JBJS Editor’s Choice—Aggressive Treatment for Upper C-spine Fractures
The March 16, 2016 JBJS includes a careful incidence, treatment, and outcome analysis by Pearson et al. of CMS data regarding C2 cervical-spine fractures that occurred in the Medicare population from 2000 to 2011. The study’s methodological quality comes as no surprise, as the group hails from Dartmouth, the home of the renowned Dartmouth Atlas of Health Care, which has posed many vexing clinical and cost questions for the orthopaedic community.

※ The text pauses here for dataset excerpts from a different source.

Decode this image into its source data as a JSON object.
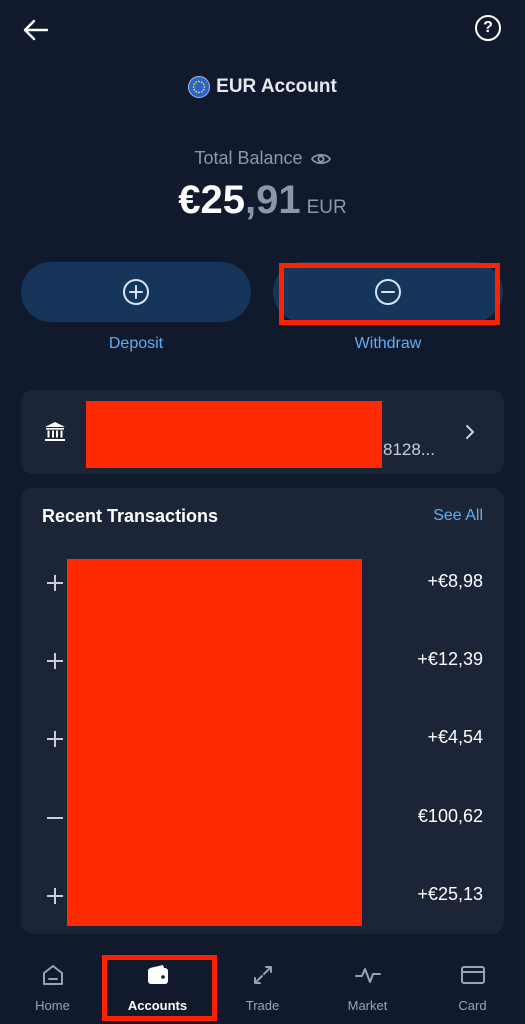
{
  "header": {
    "back_icon": "arrow-left-icon",
    "help_label": "?"
  },
  "account": {
    "title": "EUR Account",
    "flag_icon": "eu-flag-icon"
  },
  "balance": {
    "label": "Total Balance",
    "main": "€25",
    "decimal": ",91",
    "currency": "EUR"
  },
  "actions": {
    "deposit_label": "Deposit",
    "withdraw_label": "Withdraw"
  },
  "bank": {
    "icon": "bank-icon",
    "account_suffix": "8128..."
  },
  "transactions": {
    "title": "Recent Transactions",
    "see_all": "See All",
    "items": [
      {
        "sign": "plus",
        "amount": "+€8,98"
      },
      {
        "sign": "plus",
        "amount": "+€12,39"
      },
      {
        "sign": "plus",
        "amount": "+€4,54"
      },
      {
        "sign": "minus",
        "amount": "€100,62"
      },
      {
        "sign": "plus",
        "amount": "+€25,13"
      }
    ]
  },
  "nav": {
    "items": [
      {
        "label": "Home",
        "icon": "home-icon"
      },
      {
        "label": "Accounts",
        "icon": "wallet-icon"
      },
      {
        "label": "Trade",
        "icon": "trade-arrows-icon"
      },
      {
        "label": "Market",
        "icon": "pulse-chart-icon"
      },
      {
        "label": "Card",
        "icon": "credit-card-icon"
      }
    ],
    "active": "Accounts"
  },
  "colors": {
    "background": "#111a2c",
    "card": "#1c2537",
    "accent": "#5eaef6",
    "button": "#15365a",
    "highlight": "#ff2200"
  }
}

Pearson et al. found that while the incidence of C2 fractures in the elderly increased 135% from 2000 to 2011, the rate of surgical treatment for this injury remained essentially unchanged. I find that static rate of surgical treatment troubling, because, after controlling for potential confounders, the authors found that surgical treatment was associated with a nearly 50% decrease in 30-day mortality and a 37% decrease in one-year mortality, relative to nonoperative approaches.
I believe that our apparent reluctance to perform surgery in these cases is due to the underlying belief that upper C-spine fixation/fusion in the elderly presents a prohibitively high risk. I question that general proposition because we think quite the opposite nowadays when managing hip fractures and many other metaphyseal fractures with high complication profiles in older people. Certainly, the major risks with upper C-spine surgery are potentially fatal neurologic and vascular injuries, but this well-done analysis demonstrates that the mortality outcomes are markedly better with surgery. In addition, JBJS recently published a paper by Joestl et al. on the outcomes of C2 fusions in geriatric patients with a dens fracture nonunion, which confirmed good outcomes and a favorable risk profile (see related OrthoBuzz post).
I think it is time for the orthopaedic, neurological-spine, and rehabilitation communities to seriously reconsider our approach to elders with C2 fractures. As Pearson et al. conclude, until an RCT is performed on this question (if ever), “surgeons and patients should use the available data in a shared decision-making model to choose the treatment consistent with an individual patient’s values.”